Площадь перед теремом была полна народу. Люди стояли тесно, плечом к плечу, на мощеном дворе, на улицах, что вели к Десятинной, кто помоложе, забрался на крыши и заборы. Все смотрели на него, смотрели с надеждой, со страхом, с радостью. Купцы и ремесловые мастера, мужики, дружинники, молодые и старые, мужчины, женщины, дети. Илье вдруг стало страшно, настолько страшно, что захотелось убежать обратно в погреб, захлопнуть за собой не раз обваленную дверь и крикнуть Чуриле, чтобы запер с другой стороны.

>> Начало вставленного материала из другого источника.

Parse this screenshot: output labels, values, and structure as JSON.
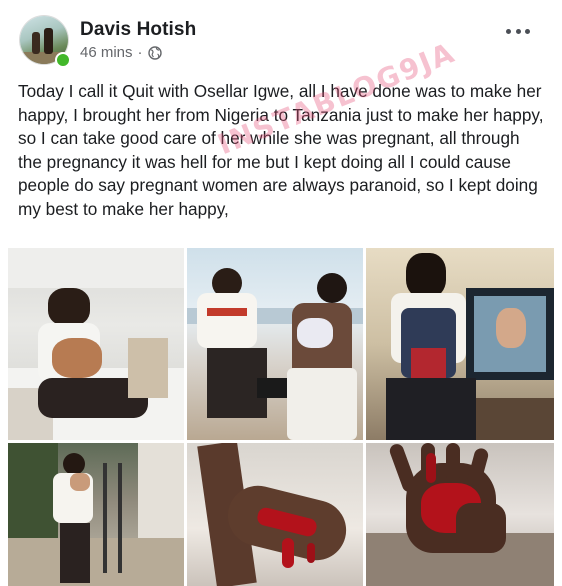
{
  "post": {
    "author": "Davis Hotish",
    "time": "46 mins",
    "separator": "·",
    "privacy_icon": "globe-icon",
    "more_icon": "more-options-icon",
    "text": "Today I call it Quit with Osellar Igwe, all I have done was to make her happy, I brought her from Nigeria to Tanzania just to make her happy, so I can take good care of her while she was pregnant, all through the pregnancy it was hell for me but I kept doing all I could cause people do say pregnant women are always paranoid, so I kept doing my best to make her happy,",
    "watermark": "INSTABLOG9JA"
  },
  "photos": [
    {
      "subject": "man-holding-baby-hospital"
    },
    {
      "subject": "couple-with-baby-on-deck"
    },
    {
      "subject": "man-with-baby-carrier"
    },
    {
      "subject": "man-holding-baby-stairs"
    },
    {
      "subject": "bleeding-forearm"
    },
    {
      "subject": "bleeding-hand"
    }
  ],
  "colors": {
    "name": "#1c1e21",
    "meta": "#65676b",
    "online": "#42b72a",
    "blood": "#b3121b"
  }
}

- Что же ты не сказал, княже, - тихо прошептал он.

- Из гордости, - так же тихо ответил Владимир. - Хотел, чтобы ты по моему слову из погреба вышел.

- А и хорошо, что не сказал, - Илья искал в толпе знакомые лица. - Бог знает, вышел бы тогда... - вон стоит среди молодых воинов Сбыслав.

- Что так?

- Страшно, княже. Они же все только на меня надеются. - Апраксия со своими боярынями была в первом ряду.

- Или зря надеются?

- Не знаю, - он посмотрел на князя сверху вниз. - Но... Что смогу, сделаю. Богатырь я или не богатырь?!

Он повернулся к Десятинной, перекрестился, повернулся к людям, поклонился в пояс, коснувшись пальцами земли.

- Простите, люди добрые, грешен перед вами. Я... - он запнулся, опустил голову, не зная, что сказать.

Киевляне молчали. Илья понял - сейчас или никогда. Горло давило, словно вражьей дланью, не хватало дыхания. Муромец ухватил ворот обеими руками и рванул, как на свободу, раздирая рубаху до пояса.

- Не словами! Делом! Кровью отслужу! Только простите...

- Да за что нам тебя прощать-то? - разнесся над молчащей толпой чей-то низкий, как из бочки, голос.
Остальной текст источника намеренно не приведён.